The attrition rate of bomber crews was considerable, with a large percentage being shot down and killed or captured in their first missions.

And his position of rear gunner was the most dangerous place on any bomber aircraft, especially during attacks by enemy fighter planes.

He sailed out of Brisbane in August 1943 to the west coast of America; then by train to New York and boarded the liner 'Queen Mary' to steam to Southampton, in England.

It must have been an incredible experience for a young man from a farm in faraway Western Australia.

Peter initially trained on Wellington bombers but then switched to the more advanced Lancasters.

In May 1945, while he was waiting to join an operational squadron for his first dangerous combat mission, the war in Europe ended.

Peter was among tens of thousands of people who crammed into central London to celebrate.

He joined a huge seething, joyously happy throng in front of Buckingham Palace to see King George the sixth, Queen Elizabeth and the young princesses, Elizabeth and Margaret, waving from the balcony.

He described it recently as having been "a great moment" in his life.

It was to take him until 1946 to get back home by ship to Western Australia and be discharged from the Air Force.

He immediately went back to Elders at Katanning.

The manager's typist in the Katanning office, Betty Beeck, went on leave and a temporary replacement was sought from Perth.

Betty had a friend, Mooreen Spargo, who went down from Perth to fill the position.

Just after arriving in Katanning, she met Peter.

At that time, Peter had an Indian motorbike on which he reputedly was known for driving too fast.

Mooreen re-told how he took her out for a ride one night; stopped and proposed to her - but did not get down on one knee as it may have ruined his tailored trousers!

They were married on January 16, 1948.

After a brief stint running the Katanning newsagency for 12-months, Peter re-joined Elders Katanning as a clerk in the stock department, the following year he was transferred to Wagin as a stock salesman.

A posting to York followed in 1951, before moving to the Perth office in 1952.

In 1955, Peter took charge of the Elders' pig section at the Midland Junction Saleyards, which was a huge operation in those days.

Six years later, he was promoted to the bigger stage as senior sheep auctioneer at Midland.

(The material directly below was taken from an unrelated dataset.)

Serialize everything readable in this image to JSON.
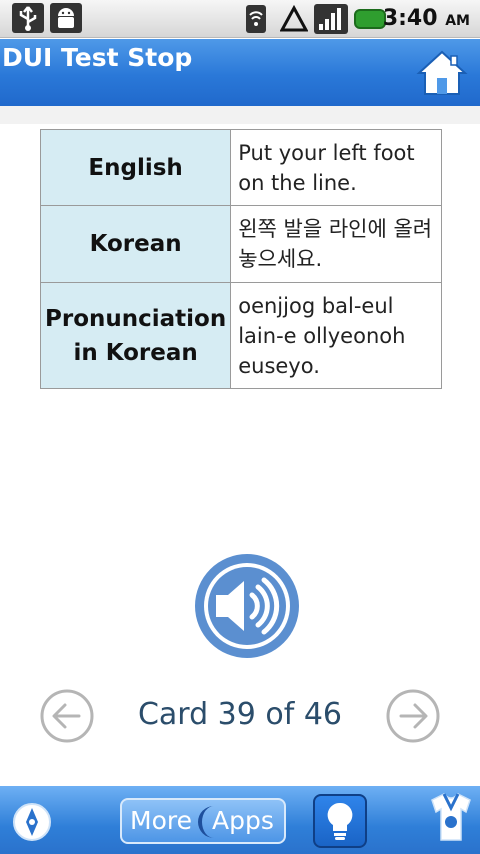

In this showcase position, he was highly regarded for his expertise in stock auctioning, as well as his immaculate personal presentation!

Auctioneering pigs and sheep at the annual Perth Royal Show provided an opportunity for Peter to take his children to the Show where they had free rein of the showgrounds and were spoiled by him with treats.

In 1966 Peter moved from livestock to administration, concentrating on training branch salesmen, a few years later he was promoted to State administration officer before a three year deployment to Elders finance and investment.

He was later appointed supervisor of Elders Real Estate activities within the Elders land department.

Peter's 36 years of service with Elders were remembered by staff and clients as one of dedication, with a constant willingness to help all those with whom he forged a connection.

After taking early retirement from Elders in 1983, Peter took his property conveyancing skills to Stone James Solicitors for a number of years.

The Candys developed strong, enduring and fun-filled friendships with many Elders' couples.

After retirement, Peter remained very active in the Elders Past Employees Association, holding several positions including a term as president, attending many functions.

Peter's beloved wife Mooreen passed away in 2006. He is survived by children Peter and wife Maxine, daughter Christine and husband Errol, four grandchildren and 10 grandchildren.